Further refinement and clinical evaluation of the iodine only and virtual unenhanced images will be needed because image noise from the source DECT images results in substantially higher noise once they are post-processed. Also, virtual unenhanced images differ from conventional unenhanced CT images in that they do not reflect the X-ray spectra from a single kVp setting and so the interpretation of the X-ray attenuation in these images should be approached with caution. Using a similar example as for unenhanced DECT, it is likely that new thresholds will be required to use the virtual unenhanced images for the assessment of adrenal masses since the currently existing criteria were described for images acquired at 120 kVp, rather than at 80, 140, or blended / virtual images generated from disparate energy spectra.

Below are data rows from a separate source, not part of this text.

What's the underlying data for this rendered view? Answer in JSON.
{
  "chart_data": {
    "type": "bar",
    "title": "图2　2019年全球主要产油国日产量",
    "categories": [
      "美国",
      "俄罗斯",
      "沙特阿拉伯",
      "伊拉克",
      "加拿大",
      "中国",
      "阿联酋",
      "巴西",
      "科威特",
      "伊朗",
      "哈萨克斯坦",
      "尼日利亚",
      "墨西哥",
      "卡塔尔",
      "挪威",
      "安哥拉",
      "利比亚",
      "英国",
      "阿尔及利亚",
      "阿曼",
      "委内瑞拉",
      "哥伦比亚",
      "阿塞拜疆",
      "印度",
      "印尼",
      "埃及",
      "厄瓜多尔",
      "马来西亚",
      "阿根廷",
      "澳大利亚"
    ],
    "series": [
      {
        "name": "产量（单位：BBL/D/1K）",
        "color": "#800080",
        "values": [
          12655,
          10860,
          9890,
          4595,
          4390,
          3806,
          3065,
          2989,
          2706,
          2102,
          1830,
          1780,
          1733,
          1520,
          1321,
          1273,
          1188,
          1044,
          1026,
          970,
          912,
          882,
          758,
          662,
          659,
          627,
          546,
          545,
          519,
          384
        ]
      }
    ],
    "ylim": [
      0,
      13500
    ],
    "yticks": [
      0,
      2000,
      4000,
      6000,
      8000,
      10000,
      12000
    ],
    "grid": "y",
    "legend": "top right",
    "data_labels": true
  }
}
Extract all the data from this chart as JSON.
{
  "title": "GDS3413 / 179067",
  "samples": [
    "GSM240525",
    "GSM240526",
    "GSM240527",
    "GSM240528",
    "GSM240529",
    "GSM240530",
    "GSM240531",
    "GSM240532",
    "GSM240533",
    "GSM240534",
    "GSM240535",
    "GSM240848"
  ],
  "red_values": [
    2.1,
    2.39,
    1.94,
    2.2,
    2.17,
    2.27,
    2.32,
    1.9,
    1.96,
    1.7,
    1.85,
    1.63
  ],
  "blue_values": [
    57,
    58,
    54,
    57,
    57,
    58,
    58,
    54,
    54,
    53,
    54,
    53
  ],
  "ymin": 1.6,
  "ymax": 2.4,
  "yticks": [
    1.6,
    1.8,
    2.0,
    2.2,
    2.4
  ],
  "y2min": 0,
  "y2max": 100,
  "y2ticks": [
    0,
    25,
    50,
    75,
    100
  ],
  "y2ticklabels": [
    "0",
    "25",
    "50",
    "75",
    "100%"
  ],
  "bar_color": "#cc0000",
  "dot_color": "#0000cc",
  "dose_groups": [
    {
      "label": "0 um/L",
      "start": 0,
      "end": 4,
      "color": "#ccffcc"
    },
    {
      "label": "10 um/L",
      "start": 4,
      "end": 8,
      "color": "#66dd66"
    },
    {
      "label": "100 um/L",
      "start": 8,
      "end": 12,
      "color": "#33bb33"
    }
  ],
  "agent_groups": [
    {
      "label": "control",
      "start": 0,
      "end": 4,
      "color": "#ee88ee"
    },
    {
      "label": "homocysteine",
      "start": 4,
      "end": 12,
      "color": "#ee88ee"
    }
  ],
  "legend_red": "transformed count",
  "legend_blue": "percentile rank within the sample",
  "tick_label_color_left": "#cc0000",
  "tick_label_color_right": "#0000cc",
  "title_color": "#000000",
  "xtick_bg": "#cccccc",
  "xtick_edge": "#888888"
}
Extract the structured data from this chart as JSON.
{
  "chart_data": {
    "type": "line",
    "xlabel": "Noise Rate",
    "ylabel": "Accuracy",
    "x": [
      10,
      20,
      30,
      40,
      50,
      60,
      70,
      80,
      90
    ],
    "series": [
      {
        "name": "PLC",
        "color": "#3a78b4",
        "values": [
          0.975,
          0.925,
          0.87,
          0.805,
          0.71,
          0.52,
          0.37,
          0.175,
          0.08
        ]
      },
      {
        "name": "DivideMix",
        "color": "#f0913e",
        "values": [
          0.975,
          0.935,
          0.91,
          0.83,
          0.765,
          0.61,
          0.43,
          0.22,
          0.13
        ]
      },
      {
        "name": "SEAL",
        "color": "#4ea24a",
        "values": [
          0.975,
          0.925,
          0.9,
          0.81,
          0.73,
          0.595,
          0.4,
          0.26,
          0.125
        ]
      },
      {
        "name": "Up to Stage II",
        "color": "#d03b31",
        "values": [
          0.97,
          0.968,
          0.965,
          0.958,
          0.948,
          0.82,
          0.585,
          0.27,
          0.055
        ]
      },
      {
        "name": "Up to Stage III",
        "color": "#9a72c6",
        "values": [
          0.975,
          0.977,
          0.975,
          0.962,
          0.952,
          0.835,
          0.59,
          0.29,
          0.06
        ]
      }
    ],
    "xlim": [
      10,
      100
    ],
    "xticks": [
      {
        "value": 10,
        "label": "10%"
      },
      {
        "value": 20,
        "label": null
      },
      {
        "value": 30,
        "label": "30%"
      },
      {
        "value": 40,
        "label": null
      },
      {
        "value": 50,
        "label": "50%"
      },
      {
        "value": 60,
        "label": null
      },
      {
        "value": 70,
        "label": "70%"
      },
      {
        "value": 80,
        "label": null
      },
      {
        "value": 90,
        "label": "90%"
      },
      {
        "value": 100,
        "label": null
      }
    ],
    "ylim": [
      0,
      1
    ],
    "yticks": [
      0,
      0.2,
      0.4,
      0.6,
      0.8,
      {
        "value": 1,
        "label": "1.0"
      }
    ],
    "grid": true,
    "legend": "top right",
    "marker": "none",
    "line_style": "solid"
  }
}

The ability of DECT to extract basic information regarding iodine concentration and material composition has led to practical abdominal DECT applications that include the triage of patients with nephrolithasis based on stone composition, quantification of liver iron stores, evaluation of tissue perfusion, potential reduction in radiation dose by elimination of a separate unenhanced CT acquisition, and improved detection of pathologic hyperenhancement. As clinical utilization expands, radiologists must critically determine appropriate scenarios for using DECT for lesion detection as well as assess whether new diagnostic criteria unique to DECT should be implemented. Furthermore, to take advantage of the range of data available from DECT, improved display platforms to simplify viewing of the source and post-processed images and further understanding of post-processing artifacts will be needed. Continuing rapid technical developments will improve the acquisition and post-processing of DECT image data and clinical evaluation of this exciting new technology across a spectrum of abdominal diseases will be required.